B:この表現は、古代ローマ人が使っていた言語である、ラテン語に由来する
C:7、8、そして9月初めに現れるこの時期は、英語ではdog daysと呼ばれる。

いかがでしょうか?意味から判断し、Bの「この表現」を頼りに、C→Bと繋がることを判断し、後はどうとでも繋がりそうだってのが大方の解答ではないでしょうか。
しかし、英語は違います。
本文の最初から{   }までを英訳すると、
People in mild climates in the northen hemisphere sometimes experience periods of very hot and humid whether.
そして選択肢の冒頭を訳すと、
A:They beliebed that
B:This expression comes from Latin,the language used by the ancient Romans.
C:These periods,(中略)..are called dog days in English 

前述の通り、英語の冠詞や指示語は、原則「直前の語」を受けます。
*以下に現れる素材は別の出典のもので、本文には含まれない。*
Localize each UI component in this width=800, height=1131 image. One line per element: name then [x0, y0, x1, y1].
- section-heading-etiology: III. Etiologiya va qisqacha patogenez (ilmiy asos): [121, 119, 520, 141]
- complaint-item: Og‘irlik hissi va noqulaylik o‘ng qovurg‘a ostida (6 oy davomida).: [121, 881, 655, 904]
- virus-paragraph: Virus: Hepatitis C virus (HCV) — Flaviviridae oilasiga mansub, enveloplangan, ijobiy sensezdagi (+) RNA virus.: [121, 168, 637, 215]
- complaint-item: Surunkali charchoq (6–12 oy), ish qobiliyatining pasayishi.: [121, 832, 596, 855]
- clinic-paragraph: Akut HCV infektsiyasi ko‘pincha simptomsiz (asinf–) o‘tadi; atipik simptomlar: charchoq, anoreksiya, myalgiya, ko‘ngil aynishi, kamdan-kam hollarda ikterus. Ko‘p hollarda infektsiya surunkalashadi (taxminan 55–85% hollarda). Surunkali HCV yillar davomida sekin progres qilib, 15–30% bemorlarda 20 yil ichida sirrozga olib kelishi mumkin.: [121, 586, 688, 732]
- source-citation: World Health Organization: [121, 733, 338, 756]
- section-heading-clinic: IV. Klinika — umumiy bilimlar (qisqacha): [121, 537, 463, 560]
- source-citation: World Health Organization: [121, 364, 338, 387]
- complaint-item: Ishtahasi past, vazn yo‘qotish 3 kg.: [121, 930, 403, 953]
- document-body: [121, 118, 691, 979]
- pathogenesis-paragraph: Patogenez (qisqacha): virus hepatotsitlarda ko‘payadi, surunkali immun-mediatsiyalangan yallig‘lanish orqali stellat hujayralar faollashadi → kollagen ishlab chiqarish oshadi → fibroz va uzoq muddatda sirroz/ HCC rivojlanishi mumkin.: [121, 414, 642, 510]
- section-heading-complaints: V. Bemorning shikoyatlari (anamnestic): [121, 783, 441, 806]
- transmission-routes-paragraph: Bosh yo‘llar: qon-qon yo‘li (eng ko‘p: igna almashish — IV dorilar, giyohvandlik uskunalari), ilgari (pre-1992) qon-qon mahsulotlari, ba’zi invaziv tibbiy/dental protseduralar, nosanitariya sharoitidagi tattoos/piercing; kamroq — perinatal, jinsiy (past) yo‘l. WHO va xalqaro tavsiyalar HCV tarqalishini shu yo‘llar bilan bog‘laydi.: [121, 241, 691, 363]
日本語のように二つも三つも前の文に戻ったりしません。ということは・・CのThese periodsは、本文中のperiods of very hot and humid whetherを受けていることが、訳すまでもなく分かります。AのTheyは人かモノを受けますから、Bの最後、ancient Romans=古代ローマ人を受けていることが分かります。
このように、英語だと誰もが納得のいく回答が作れる論理問題も、意味でしか論理を判断できない日本語では作ることが出来ないのです。
長文を読むときは、なにげない存在に見ていた冠詞に、注目してみて下さい。実はそこには、長文の構造を読み解く大きなヒントが隠れているのです。